The Oak Ridge High School Athletic Hall of Fame was created in the Spring of 2013 when 18 athletes and 2 coaches were recognized by the school at an afternoon student assembly, and in their honor banners of each individual were hung in the gymnasium hallway. In the spring of 2014, an additional 10 individuals including 7 athletes, 2 contributors and 1 coach were inducted and honored at a school assembly followed by a banquet that evening. At the beginning of the 2014-15 school year, several individuals including past coaches, teachers and former athletes became involved with the school's administration. As a result, a Hall of Fame Board of Directors was established and immediately began preparing for the 2015 Hall of Fame Induction. In 2016, the Board of Directors applied for and received 501c3 status (Not for Profit). It was at this point that the Board redefined the eligibility criteria and established a nomination, screening, validation and selection process. In addition, the decision was made to create a permanent display honoring the Hall of Fame members.
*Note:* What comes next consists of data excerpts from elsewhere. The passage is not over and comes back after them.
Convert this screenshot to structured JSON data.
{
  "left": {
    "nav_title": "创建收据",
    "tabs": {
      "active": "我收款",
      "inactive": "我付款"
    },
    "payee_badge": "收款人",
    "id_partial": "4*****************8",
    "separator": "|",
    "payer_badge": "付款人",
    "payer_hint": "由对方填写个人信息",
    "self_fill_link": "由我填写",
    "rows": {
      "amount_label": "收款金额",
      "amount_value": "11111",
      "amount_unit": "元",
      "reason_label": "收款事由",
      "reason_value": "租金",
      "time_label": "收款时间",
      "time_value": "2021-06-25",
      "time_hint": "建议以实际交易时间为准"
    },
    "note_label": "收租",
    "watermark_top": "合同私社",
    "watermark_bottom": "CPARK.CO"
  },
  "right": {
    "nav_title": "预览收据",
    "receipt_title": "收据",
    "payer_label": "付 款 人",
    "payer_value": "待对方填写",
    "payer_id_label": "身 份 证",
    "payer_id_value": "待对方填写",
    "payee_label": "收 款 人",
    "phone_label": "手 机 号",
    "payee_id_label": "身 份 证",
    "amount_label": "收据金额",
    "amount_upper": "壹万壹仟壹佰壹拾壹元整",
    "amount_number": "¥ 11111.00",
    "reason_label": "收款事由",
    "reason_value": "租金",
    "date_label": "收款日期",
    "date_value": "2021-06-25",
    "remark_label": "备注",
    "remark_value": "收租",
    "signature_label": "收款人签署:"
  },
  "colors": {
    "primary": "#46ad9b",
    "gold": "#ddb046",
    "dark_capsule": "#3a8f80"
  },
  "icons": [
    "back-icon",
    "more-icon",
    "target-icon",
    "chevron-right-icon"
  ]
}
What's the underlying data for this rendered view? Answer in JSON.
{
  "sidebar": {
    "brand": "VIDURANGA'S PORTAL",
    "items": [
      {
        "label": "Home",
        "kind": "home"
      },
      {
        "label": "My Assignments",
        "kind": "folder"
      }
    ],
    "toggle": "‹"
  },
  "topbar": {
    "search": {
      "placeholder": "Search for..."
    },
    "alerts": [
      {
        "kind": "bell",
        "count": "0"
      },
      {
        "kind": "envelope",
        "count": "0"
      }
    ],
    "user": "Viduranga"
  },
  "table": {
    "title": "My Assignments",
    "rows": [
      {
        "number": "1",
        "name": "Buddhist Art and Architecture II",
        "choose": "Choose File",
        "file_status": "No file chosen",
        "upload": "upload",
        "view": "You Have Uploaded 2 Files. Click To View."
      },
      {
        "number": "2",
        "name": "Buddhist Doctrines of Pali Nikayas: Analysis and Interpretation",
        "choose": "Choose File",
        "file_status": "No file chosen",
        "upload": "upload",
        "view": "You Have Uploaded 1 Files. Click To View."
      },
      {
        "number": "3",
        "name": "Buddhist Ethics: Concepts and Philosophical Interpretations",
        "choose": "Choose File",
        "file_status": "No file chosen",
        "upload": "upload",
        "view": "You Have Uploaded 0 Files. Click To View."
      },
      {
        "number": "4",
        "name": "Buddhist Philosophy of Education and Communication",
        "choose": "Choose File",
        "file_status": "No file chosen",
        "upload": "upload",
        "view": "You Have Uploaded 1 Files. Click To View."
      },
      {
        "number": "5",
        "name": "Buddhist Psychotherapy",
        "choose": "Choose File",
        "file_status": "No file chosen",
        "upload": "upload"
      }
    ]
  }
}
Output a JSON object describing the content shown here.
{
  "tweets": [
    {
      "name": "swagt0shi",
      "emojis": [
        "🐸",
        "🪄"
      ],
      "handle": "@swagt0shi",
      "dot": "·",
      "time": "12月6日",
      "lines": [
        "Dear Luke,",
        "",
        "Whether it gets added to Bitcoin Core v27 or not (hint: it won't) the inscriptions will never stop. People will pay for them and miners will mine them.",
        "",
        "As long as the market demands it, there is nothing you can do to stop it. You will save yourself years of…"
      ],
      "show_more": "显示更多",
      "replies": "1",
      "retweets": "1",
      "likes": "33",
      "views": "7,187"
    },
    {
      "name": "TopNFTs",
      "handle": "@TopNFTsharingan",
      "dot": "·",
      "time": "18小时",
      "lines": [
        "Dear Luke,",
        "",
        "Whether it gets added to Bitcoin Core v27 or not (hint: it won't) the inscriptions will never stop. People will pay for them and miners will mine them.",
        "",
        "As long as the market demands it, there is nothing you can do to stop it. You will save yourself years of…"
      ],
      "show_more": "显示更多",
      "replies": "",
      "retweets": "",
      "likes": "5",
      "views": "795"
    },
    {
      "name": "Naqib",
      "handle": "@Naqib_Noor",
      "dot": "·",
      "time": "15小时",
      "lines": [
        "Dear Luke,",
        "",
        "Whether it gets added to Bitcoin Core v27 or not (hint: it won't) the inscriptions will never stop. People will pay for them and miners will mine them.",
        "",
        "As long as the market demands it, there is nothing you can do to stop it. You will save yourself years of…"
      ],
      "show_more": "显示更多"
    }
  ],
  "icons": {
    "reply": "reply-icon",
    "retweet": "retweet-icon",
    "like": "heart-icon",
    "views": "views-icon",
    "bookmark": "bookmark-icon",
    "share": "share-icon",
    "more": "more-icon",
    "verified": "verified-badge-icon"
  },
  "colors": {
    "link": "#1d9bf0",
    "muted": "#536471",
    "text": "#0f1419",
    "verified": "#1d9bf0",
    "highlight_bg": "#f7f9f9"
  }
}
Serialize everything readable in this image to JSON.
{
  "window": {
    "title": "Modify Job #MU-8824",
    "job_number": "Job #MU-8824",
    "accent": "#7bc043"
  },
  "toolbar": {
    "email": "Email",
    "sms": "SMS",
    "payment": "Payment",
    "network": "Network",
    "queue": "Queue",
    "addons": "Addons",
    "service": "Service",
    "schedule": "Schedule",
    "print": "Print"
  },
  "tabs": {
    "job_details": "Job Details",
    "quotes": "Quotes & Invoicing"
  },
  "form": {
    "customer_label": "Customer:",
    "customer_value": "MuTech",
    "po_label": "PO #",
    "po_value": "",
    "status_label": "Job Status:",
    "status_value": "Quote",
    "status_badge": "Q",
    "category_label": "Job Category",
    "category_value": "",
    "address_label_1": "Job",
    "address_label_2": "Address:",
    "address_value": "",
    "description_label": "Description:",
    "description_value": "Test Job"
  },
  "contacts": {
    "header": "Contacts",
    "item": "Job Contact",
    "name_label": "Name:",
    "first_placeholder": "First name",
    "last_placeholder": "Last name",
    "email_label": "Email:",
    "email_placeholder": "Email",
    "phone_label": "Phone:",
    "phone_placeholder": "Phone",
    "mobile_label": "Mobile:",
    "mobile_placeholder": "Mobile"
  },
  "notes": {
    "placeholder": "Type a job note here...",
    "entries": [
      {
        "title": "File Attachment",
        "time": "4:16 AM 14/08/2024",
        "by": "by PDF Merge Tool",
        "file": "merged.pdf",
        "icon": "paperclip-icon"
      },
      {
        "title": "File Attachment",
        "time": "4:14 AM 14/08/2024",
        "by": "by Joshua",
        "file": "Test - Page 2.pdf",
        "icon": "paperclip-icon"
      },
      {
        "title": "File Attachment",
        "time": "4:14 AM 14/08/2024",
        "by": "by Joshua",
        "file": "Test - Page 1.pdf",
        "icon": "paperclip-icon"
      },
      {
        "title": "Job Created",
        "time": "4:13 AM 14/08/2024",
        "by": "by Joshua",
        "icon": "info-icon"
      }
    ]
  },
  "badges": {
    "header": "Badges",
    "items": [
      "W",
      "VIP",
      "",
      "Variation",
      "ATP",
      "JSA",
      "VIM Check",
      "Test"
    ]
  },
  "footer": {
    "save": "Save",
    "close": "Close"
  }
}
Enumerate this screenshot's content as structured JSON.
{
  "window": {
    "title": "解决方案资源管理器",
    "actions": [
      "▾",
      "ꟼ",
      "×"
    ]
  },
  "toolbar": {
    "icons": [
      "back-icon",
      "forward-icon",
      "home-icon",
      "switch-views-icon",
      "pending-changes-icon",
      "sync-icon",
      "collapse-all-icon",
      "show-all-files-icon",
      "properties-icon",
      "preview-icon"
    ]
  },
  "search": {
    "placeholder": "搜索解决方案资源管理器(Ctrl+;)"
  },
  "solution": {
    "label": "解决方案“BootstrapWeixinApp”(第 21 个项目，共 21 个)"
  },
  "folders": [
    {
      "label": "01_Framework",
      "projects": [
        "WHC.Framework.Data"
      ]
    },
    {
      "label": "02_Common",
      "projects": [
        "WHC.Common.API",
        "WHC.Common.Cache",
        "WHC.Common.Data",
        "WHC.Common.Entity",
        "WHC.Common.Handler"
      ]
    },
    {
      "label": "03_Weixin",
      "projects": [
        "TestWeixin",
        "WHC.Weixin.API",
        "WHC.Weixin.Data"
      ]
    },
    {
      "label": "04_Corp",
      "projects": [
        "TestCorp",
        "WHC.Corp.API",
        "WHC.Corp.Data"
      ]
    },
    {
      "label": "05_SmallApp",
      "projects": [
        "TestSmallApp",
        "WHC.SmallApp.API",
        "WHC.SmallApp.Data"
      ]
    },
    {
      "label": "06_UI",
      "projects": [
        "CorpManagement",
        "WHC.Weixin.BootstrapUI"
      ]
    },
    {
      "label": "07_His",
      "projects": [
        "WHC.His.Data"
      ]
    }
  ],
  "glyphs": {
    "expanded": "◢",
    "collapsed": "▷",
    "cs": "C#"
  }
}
In addition, the decision was made to create a permanent display honoring the Hall of Fame members and to locate it in the hallway of William Spoone Gymnasium. In 2016, the Hall of Fame added a Members’ Brunch to honor the new inductees and unveiled the permanent Hall of Fame display. The brunch and the unveiling of the permanent display for the new inductees has been add to the Hall of Fame Alumni Weekend list of events. One other additional event will be the naming of the Hall of Fame Student-Athlete Award recipient who will be recognized and honored at the Brunch, School Assembly and at the Induction Banquet.

==Curriculum==
Oak Ridge is home to three district-wide magnet programs: Aviation and Aerospace Engineering, Digital Media and Gaming, and Hospitality Management. In the spring of 2011 Oak Ridge became a certified Project Lead The Way school.

==Notable alumni==

- Antonio Blakeney (born 1996), basketball shooting guard in the Israeli Basketball Premier League
- Neil Brown Jr. (born 1980), actor
- Earl Carr (born 1955), NFL football player
- Craig Crawford (born 1956), political commentator
- John E. Dailey, Mayor of Tallahassee
- Michelle Finn-Burrell, track and field sprinter
- Glenda Hood (born 1972), Mayor of Orlando (1992–2003), Florida Secretary of State of Florida (2003–2005)
- Joe Joseph (born 1985), played one NFL football game
- Cady Lalanne (born 1992), basketball player
- Barbara Pierre, track and field sprinter
- James Rolle, track and field sprinter
- Terry Reese, track & field hurdler
- Terry Billups, NFL football player
- Vernice Smith, NFL football player
- CJ Walker (born 2001), basketball power forward in the Israeli National League
- Emmitt Williams (born 1998), basketball power forward

==City Year==
In 2013, Oak Ridge brought in City Year, a national non-profit and AmeriCorps organization aimed at reducing the dropout crisis in high-needs urban schools. Ten City Year corps members sported red City Year bomber jackets and now serve as full-time tutors and mentors for ninth graders. In the 2012–13 school year, 75% of those students regularly tutored by City Year mentors increased their grade in that core subject.